世界遺産白川郷にほど近い日本が誇る観光地のひとつ飛騨高山。岐阜県の山奥にある人口10万人に満たない小さな町が輝いてきた理由。それは飛騨の匠や高山祭の祭り屋台、誰もが惹かれる風情を残す古い街並み、そして圧倒的なブランド力をもつ木工家具生産といった「木の民の文化」が年間470万人ものを観光客を惹きつけてきたからです。その独自性の高い価値は気の遠くなるような長い年月・歴史が創り上げてきたものです。(中畑 陽一)

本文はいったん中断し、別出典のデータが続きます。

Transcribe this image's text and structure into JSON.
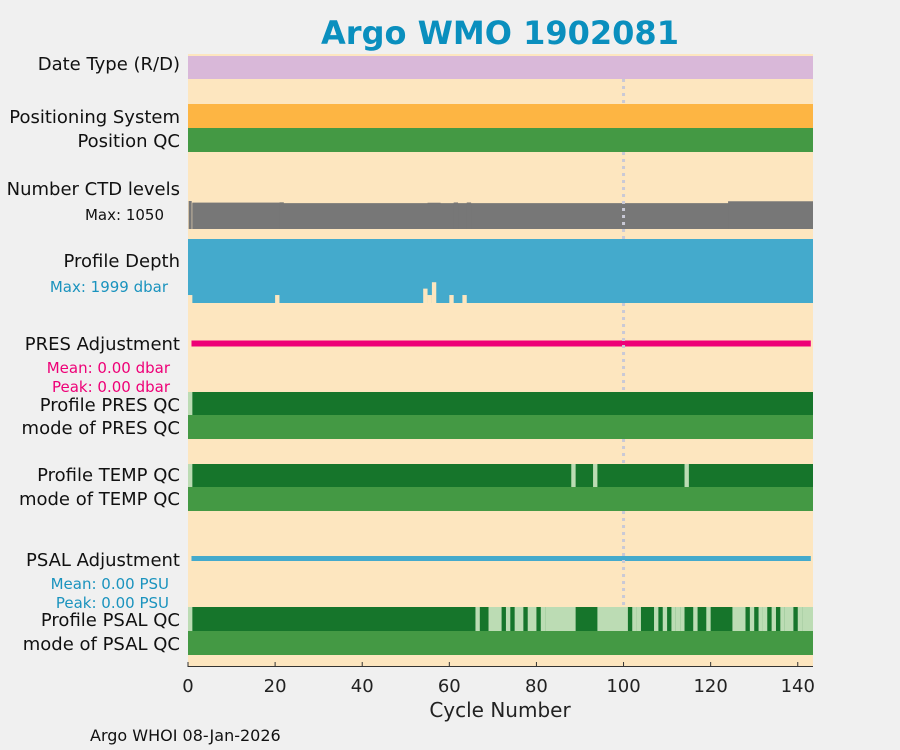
{
  "chart_data": {
    "type": "table",
    "title": "Argo WMO 1902081",
    "xlabel": "Cycle Number",
    "xlim": [
      0,
      143.5
    ],
    "xticks": [
      0,
      20,
      40,
      60,
      80,
      100,
      120,
      140
    ],
    "xtick_labels": [
      "0",
      "20",
      "40",
      "60",
      "80",
      "100",
      "120",
      "140"
    ],
    "reference_line_x": 100,
    "footer": "Argo WHOI 08-Jan-2026",
    "colors": {
      "background": "#fde6bf",
      "figure": "#f0f0f0",
      "title": "#0a8fbe",
      "date_type": "#d9b8d9",
      "positioning": "#fdb543",
      "qc_good": "#449944",
      "qc_dark": "#16752b",
      "qc_light": "#bcdcb4",
      "ctd": "#777777",
      "depth": "#44aacc",
      "pres_adjust": "#ee0077",
      "psal_adjust": "#44aacc",
      "depth_label": "#1a93be",
      "ref_line": "#c9c9d6"
    },
    "rows": [
      {
        "label": "Date Type (R/D)"
      },
      {
        "label": "Positioning System"
      },
      {
        "label": "Position QC"
      },
      {
        "label": "Number CTD levels",
        "sub": "Max: 1050"
      },
      {
        "label": "Profile Depth",
        "sub": "Max: 1999 dbar"
      },
      {
        "label": "PRES Adjustment",
        "sub": [
          "Mean: 0.00 dbar",
          "Peak: 0.00 dbar"
        ]
      },
      {
        "label": "Profile PRES QC"
      },
      {
        "label": "mode of PRES QC"
      },
      {
        "label": "Profile TEMP QC"
      },
      {
        "label": "mode of TEMP QC"
      },
      {
        "label": "PSAL Adjustment",
        "sub": [
          "Mean: 0.00 PSU",
          "Peak: 0.00 PSU"
        ]
      },
      {
        "label": "Profile PSAL QC"
      },
      {
        "label": "mode of PSAL QC"
      }
    ],
    "ctd_levels": {
      "default": 970,
      "max": 1050,
      "segments": [
        {
          "from": 1,
          "to": 21,
          "value": 990
        },
        {
          "from": 21,
          "to": 22,
          "value": 1000
        },
        {
          "from": 55,
          "to": 58,
          "value": 985
        },
        {
          "from": 61,
          "to": 62,
          "value": 995
        },
        {
          "from": 64,
          "to": 65,
          "value": 995
        },
        {
          "from": 124,
          "to": 143.5,
          "value": 1040
        }
      ],
      "spike": {
        "at": 0.5,
        "value": 1050
      }
    },
    "profile_depth": {
      "default": 1999,
      "max": 1999,
      "shallow": [
        {
          "cycle": 0.5,
          "value": 1750
        },
        {
          "cycle": 20.5,
          "value": 1750
        },
        {
          "cycle": 54.5,
          "value": 1550
        },
        {
          "cycle": 55.5,
          "value": 1750
        },
        {
          "cycle": 56.5,
          "value": 1350
        },
        {
          "cycle": 60.5,
          "value": 1750
        },
        {
          "cycle": 63.5,
          "value": 1750
        }
      ]
    },
    "pres_qc_light": [
      [
        0,
        1
      ]
    ],
    "temp_qc_light": [
      [
        0,
        1
      ],
      [
        88,
        89
      ],
      [
        93,
        94
      ],
      [
        114,
        115
      ]
    ],
    "psal_qc_light": [
      [
        0,
        1
      ],
      [
        66,
        67
      ],
      [
        69,
        72
      ],
      [
        73,
        74
      ],
      [
        75,
        77
      ],
      [
        78,
        80
      ],
      [
        81,
        82
      ],
      [
        82,
        89
      ],
      [
        94,
        101
      ],
      [
        102,
        103
      ],
      [
        103,
        104
      ],
      [
        107,
        108
      ],
      [
        109,
        110
      ],
      [
        111,
        112
      ],
      [
        112,
        113
      ],
      [
        113,
        114
      ],
      [
        116,
        117
      ],
      [
        119,
        120
      ],
      [
        125,
        128
      ],
      [
        129,
        130
      ],
      [
        131,
        132
      ],
      [
        132,
        133
      ],
      [
        134,
        135
      ],
      [
        136,
        137
      ],
      [
        137,
        139
      ],
      [
        140,
        141
      ],
      [
        141,
        143.5
      ]
    ]
  }
}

しかし今、高山は新型コロナウイルスのまん延による観光客の激減で大きな危機の中にあります。常に観光客で賑わっていた古い町並みは見る影もありません。それだけではなく、人々の日常も脅かされています。私自身の生まれ故郷でもあり、今こそその貴重な文化、町、人を多くの方に知っていただき、いつか足を運んでいただければと思います。
高山らしさが花開いた江戸時代
前回古代から奈良時代にかけて飛騨の匠を育んできたオープンな飛騨の土壌について触れたように、ほかにはない地域資源、すなわち良質な木材とその卓越した匠の技が揃い、日本に名を轟かせた飛騨の匠ですが、その価値が歴史上再び結実するのは江戸時代です。現在の高山の町並みができた金森長近(ながちか)による街づくりが行われた時代です。
「誰だそれは」、と侮ってはいけません。近年大河ドラマでは明智光秀、井伊直虎など若干マイナー(失礼)な武将にスポットが当たっていますが、金森長近も彼(彼女)ら同様に、魅力的で波乱万丈なストーリーをもつ武将なのです。